Com base nessas informações, pode-se desenvolver um cenário mais parcimonioso que instigasse a insatisfação. Não foi incluída explicação sobre a falha do serviço na história. Nas entrevistas em profundidade, os entrevistados mostraram-se pouco interessados em receber

explicações sobre quem era responsável pelo problema, ou porque a falha ocorreu e mais em como o problema seria contornado. Os clientes sabem que falhas na indústria de serviços são bastante comuns devido a erros humanos (p. ex. o garçom entrega a ordem errada numa mesa, a cozinha prepara a ordem, etc.). Além disso, os efeitos de uma explicação à falha de serviço não estão claros na literatura, eles podem ser percebidos como negativos, pois a empresa estaria negando a responsabilidade, e fomentando a insatisfação (Tax et al., 1998).

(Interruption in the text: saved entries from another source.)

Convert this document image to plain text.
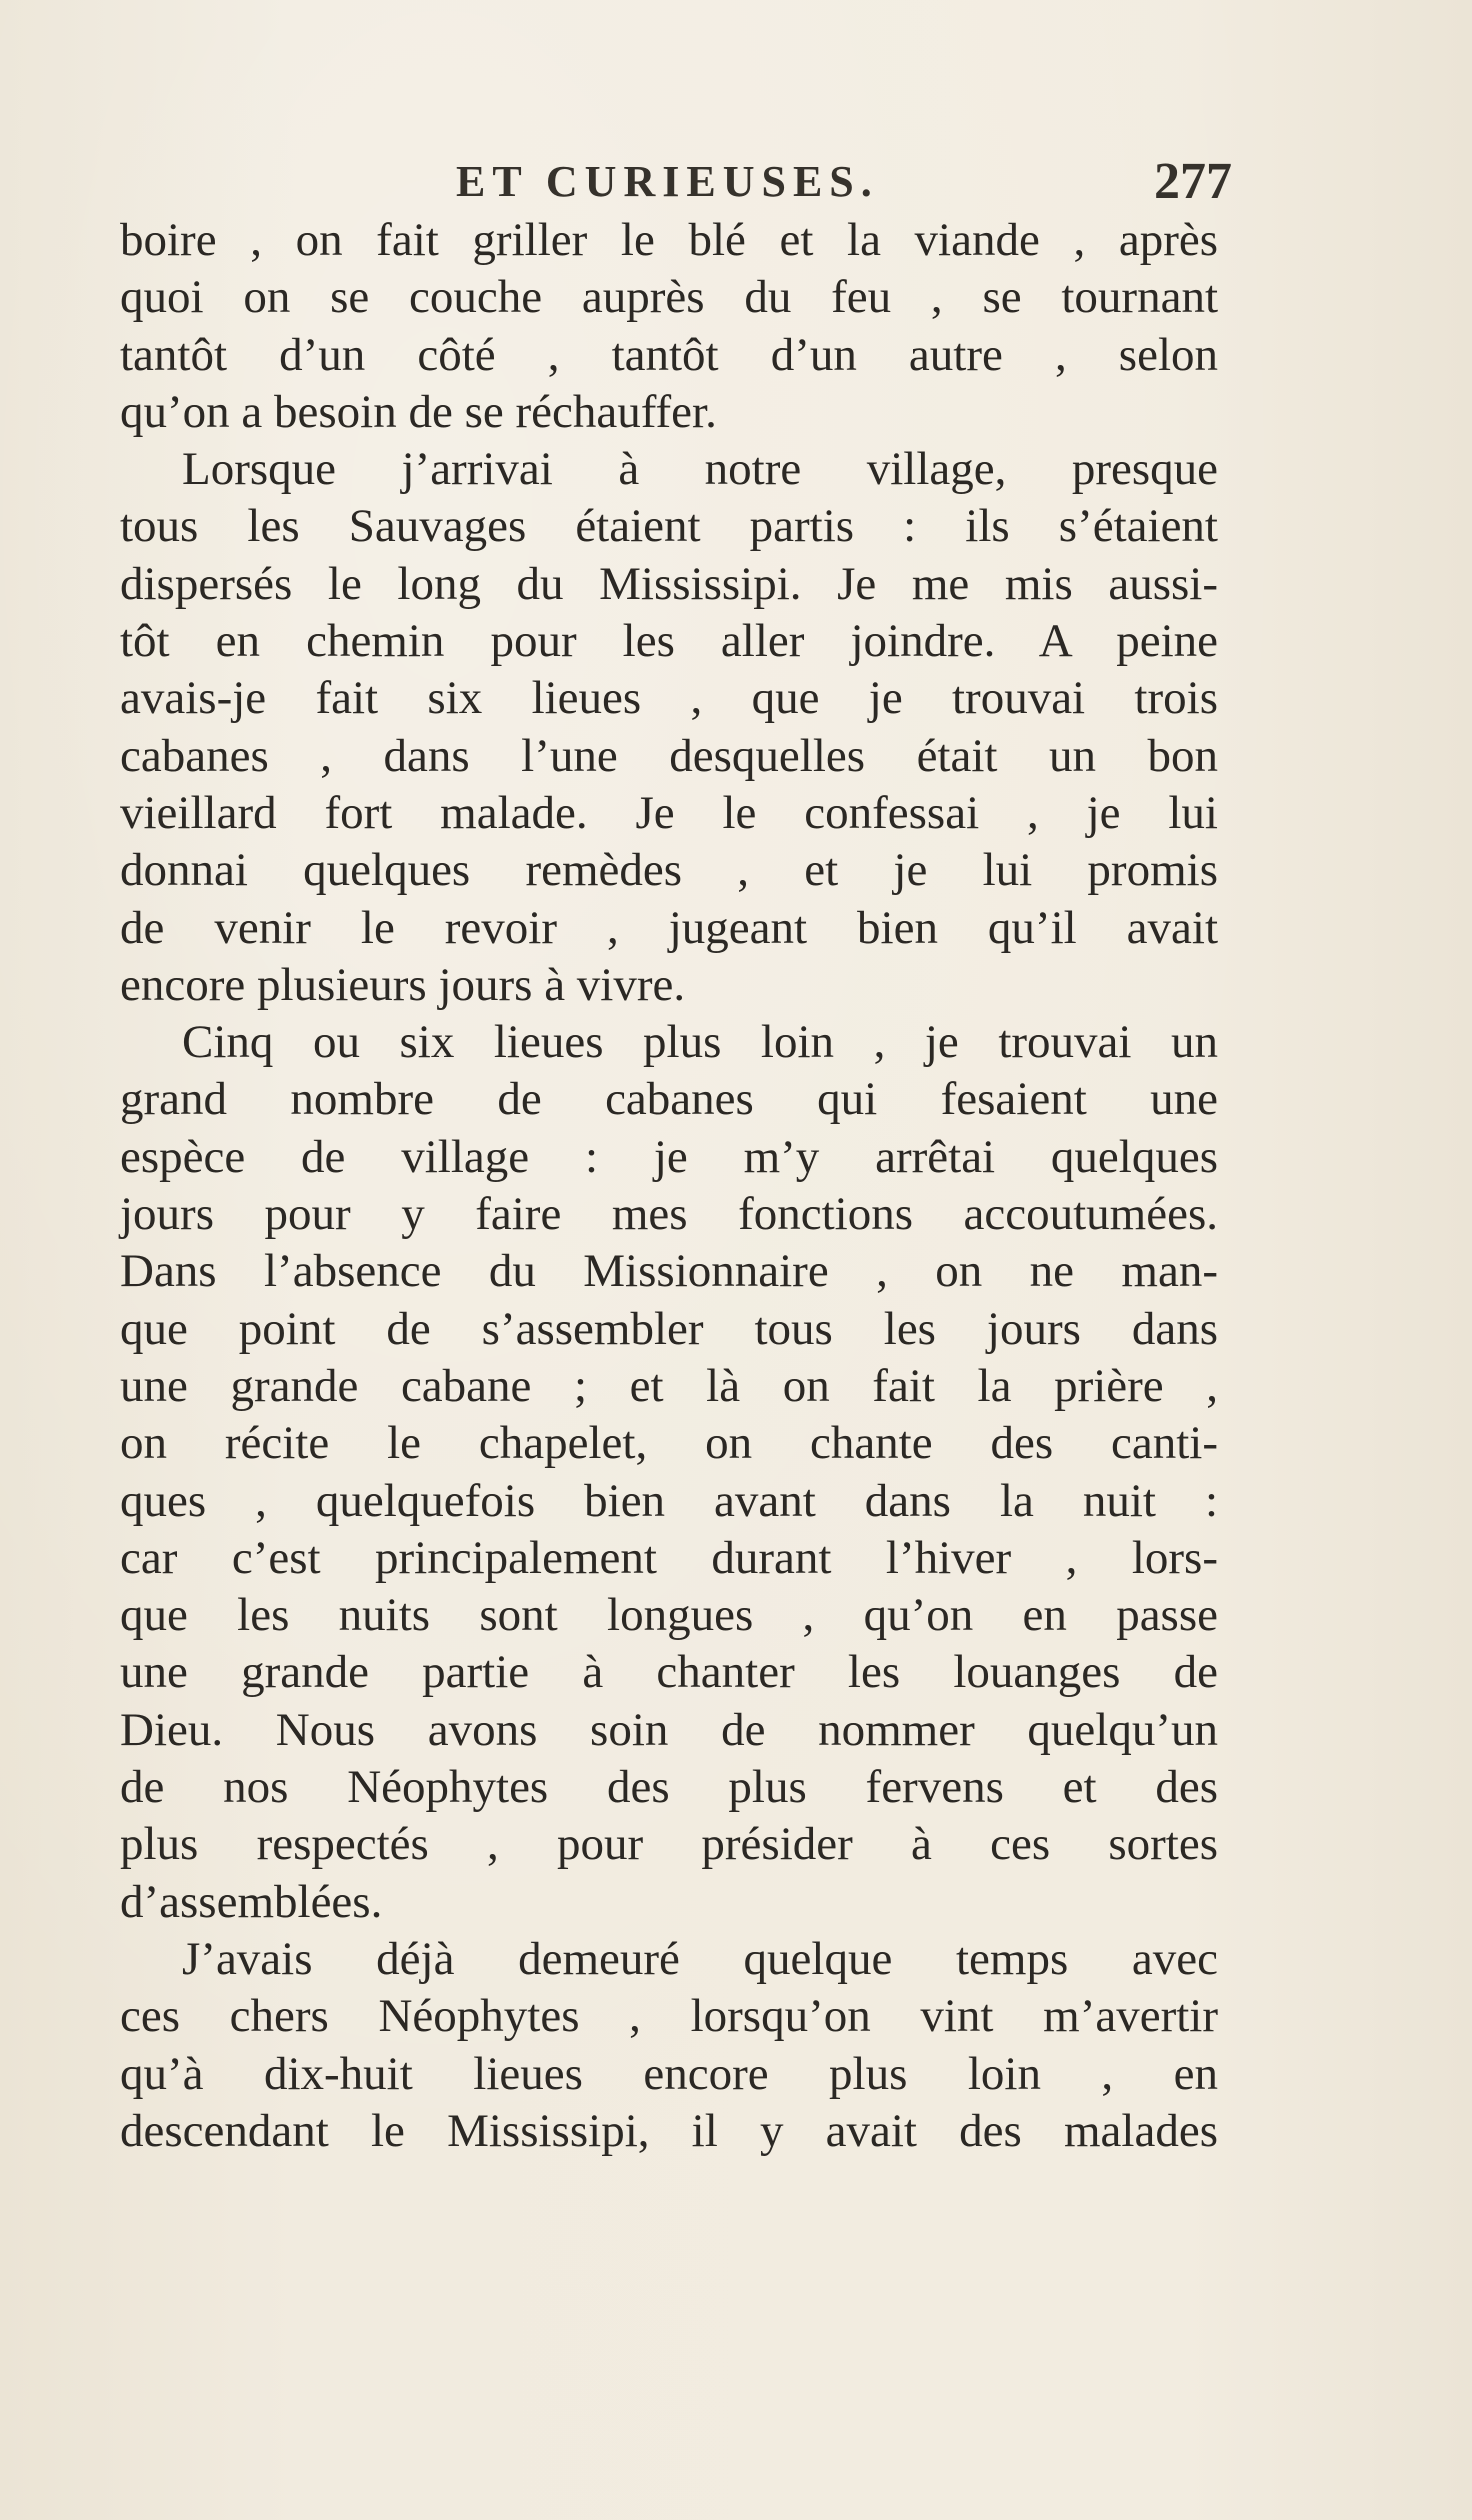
ET CURIEUSES.	277
boire , on fait griller le blé et la viande , après
quoi on se couche auprès du feu , se tournant
tantôt d’un côté , tantôt d’un autre , selon
qu’on a besoin de se réchauffer.
Lorsque j’arrivai à notre village, presque
tous les Sauvages étaient partis : ils s’étaient
dispersés le long du Mississipi. Je me mis aussi-
tôt en chemin pour les aller joindre. A peine
avais-je fait six lieues , que je trouvai trois
cabanes , dans l’une desquelles était un bon
vieillard fort malade. Je le confessai , je lui
donnai quelques remèdes , et je lui promis
de venir le revoir , jugeant bien qu’il avait
encore plusieurs jours à vivre.
Cinq ou six lieues plus loin , je trouvai un
grand nombre de cabanes qui fesaient une
espèce de village : je m’y arrêtai quelques
jours pour y faire mes fonctions accoutumées.
Dans l’absence du Missionnaire , on ne man-
que point de s’assembler tous les jours dans
une grande cabane ; et là on fait la prière ,
on récite le chapelet, on chante des canti-
ques , quelquefois bien avant dans la nuit :
car c’est principalement durant l’hiver , lors-
que les nuits sont longues , qu’on en passe
une grande partie à chanter les louanges de
Dieu. Nous avons soin de nommer quelqu’un
de nos Néophytes des plus fervens et des
plus respectés , pour présider à ces sortes
d’assemblées.
J’avais déjà demeuré quelque temps avec
ces chers Néophytes , lorsqu’on vint m’avertir
qu’à dix-huit lieues encore plus loin , en
descendant le Mississipi, il y avait des malades
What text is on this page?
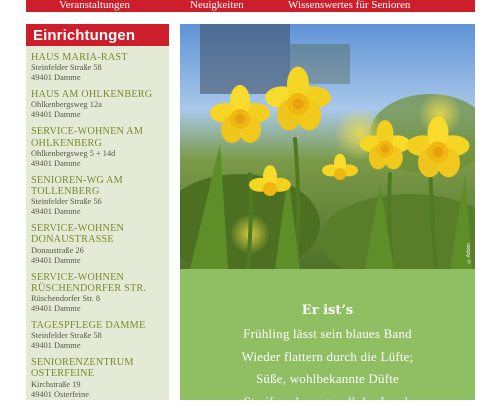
Veranstaltungen	Neuigkeiten	Wissenswertes für Senioren
Einrichtungen
HAUS MARIA-RAST
Steinfelder Straße 58
49401 Damme
HAUS AM OHLKENBERG
Ohlkenbergsweg 12a
49401 Damme
SERVICE-WOHNEN AM OHLKENBERG
Ohlkenbergsweg 5 + 14d
49401 Damme
SENIOREN-WG AM TOLLENBERG
Steinfelder Straße 56
49401 Damme
SERVICE-WOHNEN DONAUSTRASSE
Donaustraße 26
49401 Damme
SERVICE-WOHNEN RÜSCHENDORFER STR.
Rüschendorfer Str. 8
49401 Damme
TAGESPFLEGE DAMME
Steinfelder Straße 58
49401 Damme
SENIORENZENTRUM OSTERFEINE
Kirchstraße 19
49401 Osterfeine
©Adobe
Er ist’s
Frühling lässt sein blaues Band
Wieder flattern durch die Lüfte;
Süße, wohlbekannte Düfte
Streifen ahnungsvoll das Land.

Com relação às influências das variáveis, o nível de insatisfação parece ser condição essencial às ações posteriores a esse estado. Todos os entrevistados, sem exceção, que relataram um caso em que um incidente grave ocorreu, indicaram ter trocado de empresa e divulgado o problema a outras pessoas. Porém, aqueles que relataram uma falha não geradora de indignação mostraram ser mais pacientes e dar uma outra chance ao restaurante em questão. A ação de reclamação parece ser menos dependente do nível de insatisfação e a receber a influência de outras variáveis. Quando o entrevistado percebe que a empresa é confiável e que a reclamação terá efeitos positivos, tanto em relação ao retorno oriundo do registro do problema, quanto sobre a consideração por parte da empresa da reclamação e a implementação de melhorias, a reclamação parece mais provável de ser efetivada. A atitude do cliente frente à reclamação parece ter alta influência na ação de reclamação. A autoconfiança também demonstrou ser um fator de influência a ser considerado. Aqueles entrevistados que se mostraram autoconfiantes em suas ações de consumo (p.ex., tomada de decisão de compra, interface com vendedores, análise de opções de compra) indicaram reclamar em praticamente todas as suas experiências insatisfatórias com restaurantes, independentemente da seriedade do problema. Os demais fatores apontados pela teoria, como: grau de relacionamento e alienação também parecem influenciar o comportamento de reclamação. Em relação ao grau de relacionamento a lógica é a de que, em restaurantes conhecidos, os clientes sentem-se mais à vontade de reclamar, além de esperarem por um retorno mais positivo da reclamação, do que em restaurantes que estão experimentando pela primeira vez. A alienação parece exercer influência sobre o comportamento de reclamação, porém, a maior parte dos entrevistados pareceu confiar nas práticas dos restaurantes em geral.

Após a realização destas entrevistas, os cenários foram criados e, então, testados qualitativamente com uma amostra de 20 estudantes. Nesta etapa algumas pequenas mudanças foram feitas e a manipulação pareceu atingir o objetivo proposto.